I have found $n \in \mathbb N$ large enough such that $n!>2^{n}$ and $n!>5^{n}$ by simply "plugging in values". These facts have led me to consider a more general solution of $n!>k^{n}$ where $k \in \mathbb N$. In my attempts I have considered a function $f_{k}(n):=n!-k^{n}$ but it is discrete which makes working with derivatives painful. Is there a general solution and if so, how do I solve it?

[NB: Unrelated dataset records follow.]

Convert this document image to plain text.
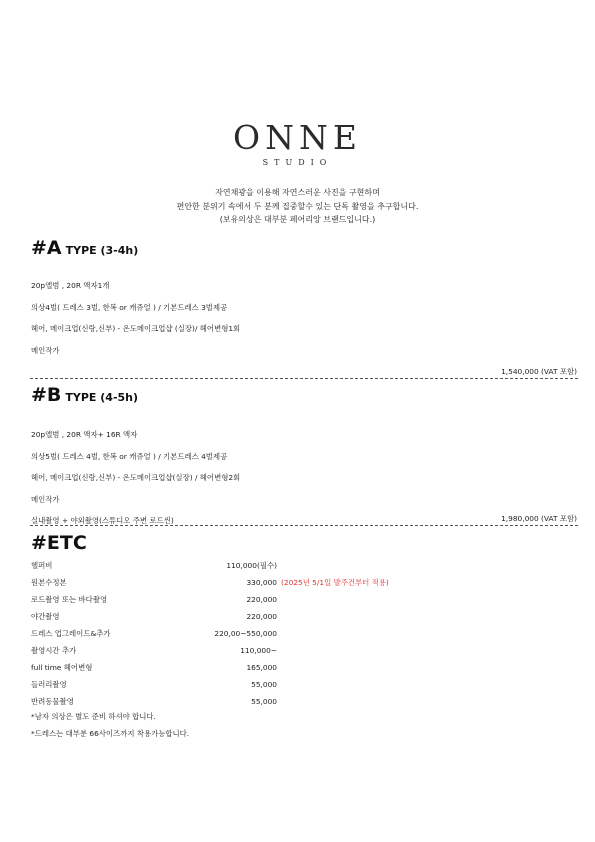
ONNE
STUDIO
자연채광을 이용해 자연스러운 사진을 구현하며
편안한 분위기 속에서 두 분께 집중할수 있는 단독 촬영을 추구합니다.
(보유의상은 대부분 페어리앙 브랜드입니다.)
#A TYPE (3-4h)
20p앨범 , 20R 액자1개
의상4벌( 드레스 3벌, 한복 or 캐쥬얼 ) / 기본드레스 3벌제공
헤어, 메이크업(신랑,신부) - 온도메이크업샵 (실장)/ 헤어변형1회
메인작가
1,540,000 (VAT 포함)
#B TYPE (4-5h)
20p앨범 , 20R 액자+ 16R 액자
의상5벌( 드레스 4벌, 한복 or 캐쥬얼 ) / 기본드레스 4벌제공
헤어, 메이크업(신랑,신부) - 온도메이크업샵(실장) / 헤어변형2회
메인작가
실내촬영 + 야외촬영(스튜디오 주변 로드씬)	1,980,000 (VAT 포함)
#ETC
헬퍼비	110,000(필수)
원본수정본	330,000 (2025년 5/1일 발주건부터 적용)
로드촬영 또는 바다촬영	220,000
야간촬영	220,000
드레스 업그레이드&추가	220,00~550,000
촬영시간 추가	110,000~
full time 헤어변형	165,000
들러리촬영	55,000
반려동물촬영	55,000
*남자 의상은 별도 준비 하셔야 합니다.
*드레스는 대부분 66사이즈까지 착용가능합니다.
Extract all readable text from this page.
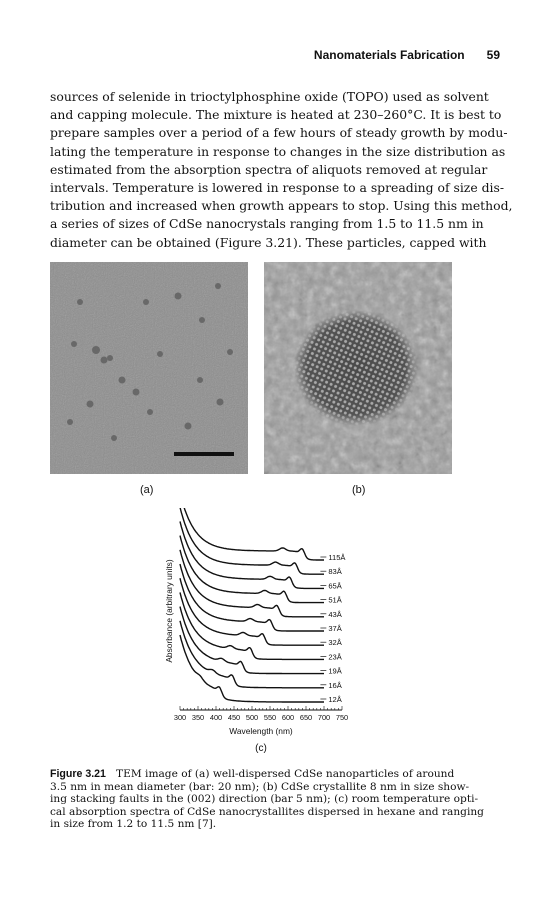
Nanomaterials Fabrication 59

sources of selenide in trioctylphosphine oxide (TOPO) used as solvent
and capping molecule. The mixture is heated at 230–260°C. It is best to
prepare samples over a period of a few hours of steady growth by modu-
lating the temperature in response to changes in the size distribution as
estimated from the absorption spectra of aliquots removed at regular
intervals. Temperature is lowered in response to a spreading of size dis-
tribution and increased when growth appears to stop. Using this method,
a series of sizes of CdSe nanocrystals ranging from 1.5 to 11.5 nm in
diameter can be obtained (Figure 3.21). These particles, capped with

(a)	(b)
300 350 400 450 500 550 600 650 700 750
12Å
16Å
19Å
23Å
32Å
37Å
43Å
51Å
65Å
83Å
115Å
Absorbance (arbitrary units)
Wavelength (nm)
(c)

Figure 3.21 TEM image of (a) well-dispersed CdSe nanoparticles of around
3.5 nm in mean diameter (bar: 20 nm); (b) CdSe crystallite 8 nm in size show-
ing stacking faults in the (002) direction (bar 5 nm); (c) room temperature opti-
cal absorption spectra of CdSe nanocrystallites dispersed in hexane and ranging
in size from 1.2 to 11.5 nm [7].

I also thought of the following:
$n! > k^{n}\iff \log(n!)>n\log(k)\iff \frac{\log(n!)}{n}>\log(k)$
On
Consider the equation $$n! = k^n$$
If you look at this question of mine, you will see a magnificent approximation which was proposed by @robjohn. Adapted to your problem, it gives
$$\color{blue}{n\sim e\,k\,\exp\left(W\left(-\frac{\log (2 \pi k)}{2 e k}\right)\right)-\frac 12}$$ where $W(.)$ is Lambert function. For sure, you will need to use $\lceil n \rceil$.

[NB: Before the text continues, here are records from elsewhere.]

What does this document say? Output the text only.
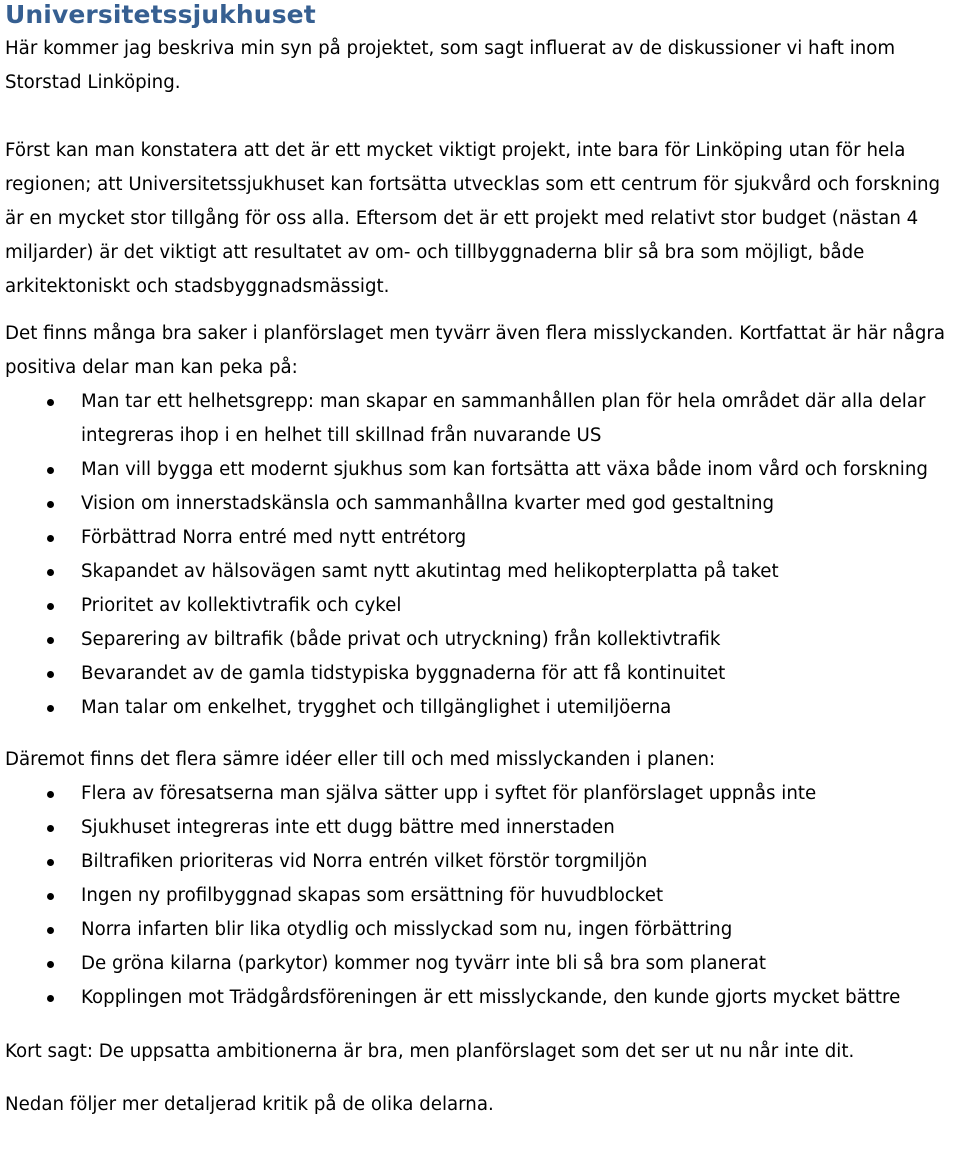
Universitetssjukhuset

Här kommer jag beskriva min syn på projektet, som sagt influerat av de diskussioner vi haft inom Storstad Linköping.

Först kan man konstatera att det är ett mycket viktigt projekt, inte bara för Linköping utan för hela regionen; att Universitetssjukhuset kan fortsätta utvecklas som ett centrum för sjukvård och forskning är en mycket stor tillgång för oss alla. Eftersom det är ett projekt med relativt stor budget (nästan 4 miljarder) är det viktigt att resultatet av om- och tillbyggnaderna blir så bra som möjligt, både arkitektoniskt och stadsbyggnadsmässigt.

Det finns många bra saker i planförslaget men tyvärr även flera misslyckanden. Kortfattat är här några positiva delar man kan peka på:

Man tar ett helhetsgrepp: man skapar en sammanhållen plan för hela området där alla delar integreras ihop i en helhet till skillnad från nuvarande US
Man vill bygga ett modernt sjukhus som kan fortsätta att växa både inom vård och forskning
Vision om innerstadskänsla och sammanhållna kvarter med god gestaltning
Förbättrad Norra entré med nytt entrétorg
Skapandet av hälsovägen samt nytt akutintag med helikopterplatta på taket
Prioritet av kollektivtrafik och cykel
Separering av biltrafik (både privat och utryckning) från kollektivtrafik
Bevarandet av de gamla tidstypiska byggnaderna för att få kontinuitet
Man talar om enkelhet, trygghet och tillgänglighet i utemiljöerna

Däremot finns det flera sämre idéer eller till och med misslyckanden i planen:

Flera av föresatserna man själva sätter upp i syftet för planförslaget uppnås inte
Sjukhuset integreras inte ett dugg bättre med innerstaden
Biltrafiken prioriteras vid Norra entrén vilket förstör torgmiljön
Ingen ny profilbyggnad skapas som ersättning för huvudblocket
Norra infarten blir lika otydlig och misslyckad som nu, ingen förbättring
De gröna kilarna (parkytor) kommer nog tyvärr inte bli så bra som planerat
Kopplingen mot Trädgårdsföreningen är ett misslyckande, den kunde gjorts mycket bättre

Kort sagt: De uppsatta ambitionerna är bra, men planförslaget som det ser ut nu når inte dit.

Nedan följer mer detaljerad kritik på de olika delarna.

For illustration purposes, let us try for $k=2^p$ and admire the results $$\left( \begin{array}{ccc} p & \text{approximation} & \text{exact} \\ 1 & 3.44447349465 & 3.45986564404 \\ 2 & 8.60959968277 & 8.61514776083 \\ 3 & 19.1868478144 & 19.1891973308 \\ 4 & 40.6214371321 & 40.6225104871 \\ 5 & 83.7910580611 & 83.7915684276 \\ 6 & 170.445206724 & 170.445454817 \\ 7 & 344.078832367 & 344.078954473 \\ 8 & 691.678759482 & 691.678820001 \\ 9 & 1387.21631441 & 1387.21634452 \\ 10 & 2778.63245721 & 2778.63247222 \\ 11 & 5561.80792391 & 5561.80793141 \\ 12 & 11128.5033891 & 11128.5033929 \\ 13 & 22262.2396826 & 22262.2396845 \\ 14 & 44530.0581347 & 44530.0581356 \\ 15 & 89066.0412025 & 89066.0412025 \end{array} \right)$$
let's consider $$\sum_{n\in\mathbb{N}}\frac{k^n}{n!}$$ for some $k\in\mathbb{R}$ the sum is convergent Ratio test. Therefore $$\frac{k^n}{n!}\:\xrightarrow[]{n\to\infty}\:0$$ Thus, from the definition of the limit assuming $M=1$, there exists such $N$ for which when $n>N$ takes place $\frac{k^n}{n!}<1$ so $k^n<n!$
(edit after the commentary): Using Stirling's approximation we can write:
$$n!= \sqrt{2 \pi n} \left( \frac{n}{e} \right)^ne^{ \alpha_n} \ge \left( \frac{n}{e} \right)^n$$ the right side is greater than $k^n$ when $n/e>k$ so $n>ek$. This is a good estimate of practically the smallest $N_k=ek$ for which the above is the case.